Last night was marketed as "Make America Work Again" night at the Republican National Convention, but based on what we heard, the GOP policy for "fixing" our  4.9 percent unemployment rate and all-time record 76 consecutive months of job growth is to bash the record and character of Hillary Clinton, over and over again, with speaker after speaker picking up the same worn cudgels.

Or as the crowd last night put it, "Lock her up! Lock her up!"

It's a perfect illustration of why the Republican Party finds itself in this predicament.

Let's acknowledge at the start that partisan politics has never been a game for the thin-skinned, and that harsh attacks on your opponent's record and character are to be expected. However, there is supposed to be a larger purpose behind it, a set of actual goals that you're trying to achieve, and the GOP has had few if any. So for more than seven years now, GOP leadership has tried to gin up irrational rage against their opponents, first against Barack Obama and now against Hillary Clinton, as a distraction from the more difficult job of actually proposing and articulating policy.

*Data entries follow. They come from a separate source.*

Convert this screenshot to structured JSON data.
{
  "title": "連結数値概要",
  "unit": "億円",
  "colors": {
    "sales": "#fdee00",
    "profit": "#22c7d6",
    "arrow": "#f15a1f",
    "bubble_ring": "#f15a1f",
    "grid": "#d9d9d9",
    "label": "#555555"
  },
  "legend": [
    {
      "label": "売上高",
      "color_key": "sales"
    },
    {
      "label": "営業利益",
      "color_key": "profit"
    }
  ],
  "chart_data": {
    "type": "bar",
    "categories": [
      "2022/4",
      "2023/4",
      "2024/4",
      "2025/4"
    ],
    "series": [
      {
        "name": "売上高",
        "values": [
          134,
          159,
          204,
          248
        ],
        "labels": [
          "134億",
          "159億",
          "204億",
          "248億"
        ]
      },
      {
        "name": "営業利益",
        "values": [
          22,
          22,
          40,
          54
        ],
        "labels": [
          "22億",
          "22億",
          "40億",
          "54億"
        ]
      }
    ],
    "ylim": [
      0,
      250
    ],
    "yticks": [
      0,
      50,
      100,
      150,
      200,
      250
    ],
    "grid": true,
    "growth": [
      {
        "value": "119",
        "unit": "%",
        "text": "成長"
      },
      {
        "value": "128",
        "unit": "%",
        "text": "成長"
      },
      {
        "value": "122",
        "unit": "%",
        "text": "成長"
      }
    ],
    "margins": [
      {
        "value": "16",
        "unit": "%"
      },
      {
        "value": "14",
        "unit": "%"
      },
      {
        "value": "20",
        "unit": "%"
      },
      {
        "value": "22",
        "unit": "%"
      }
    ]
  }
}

They've railed endlessly against ObamaCare, casting Lord knows how many votes to repeal it, but in all that time they have yet to agree upon a health-care alternative of their own. They control both the House and the Senate, yet they cannot wrangle the minimum level of agreement among themselves that would be needed to pass a budget. President Obama has long sought congressional approval for his ongoing military actions against ISIS, but again Republicans in Congress can't agree among themselves about what that document should say, so again they've chosen to say nothing.

Officially, they do still hew to the most extreme culture-war positions. The 2016 GOP platform opposes abortion, even in situations involving rape, incest and detectable fatal birth defects in the fetus. It wants the Bible taught in public schools, it opposes embryonic stem-cell research, and it still demands an amendment to the Constitution that would outlaw gay marriage. Overall, the Log Cabin Republicans acknowledge it as "“the most anti-L.G.B.T. platform in the party’s 162-year history.”

The 2016 GOP platform also proposes to abolish what little remains of our comatose campaign-finance regulation system, with churches freed to become partisan political actors and contribution limits eliminated. But again, you've heard nary a mention of any of that in the convention, not with the whole country watching and listening. Hillary-bashing fills the void nicely.

They also still have an economic policy, which House Speaker Paul Ryan tried to defend last night pretty much alone. But even with everything that has happened, and even with Ryan's attempts at repackaging, it still amounts to huge tax cuts for the wealthy, deregulation of Wall Street banks and proposals to "save" middle-class programs such as Social Security and Medicare by slashing benefits and privatizing them whenever possible. The world has changed, the nature and form of our economic challenges have changed, but they have not. In every single policy area, their solution to the growing power imbalance between workers and corporate America has been to strengthen the hand of corporate America, as if the root of our problems is that the wealthy and powerful are not yet wealthy and powerful enough, and that the rest of us have it too easy.

Trump too is a huge advocate of tax cuts for the wealthy -- according to the Tax Policy Center, the average tax cut for the top 1 percent under Trump's tax plan would be $275,000, or five times the total annual income of the typical American household. However, Trump's economic "policy" is also founded on a repudiation of free-trade agreements that traditional Republicans have long championed. So rather than expose that nasty little disagreement, they again choose to say little or nothing.

And then there's Trump. More Republicans voted against him in the primaries than for him, and he remains a deeply divisive figure even within the party that nominated him. Much of the GOP elite has stayed far away from Cleveland, including Ohio Gov. John Kasich, wanting nothing to do with Trump's coronation as party leader. And if they can't rally in unity around Trump, they can at least agree that they really really really hate Clinton.

It's not much of an organizing principle, but you take what can get sometimes.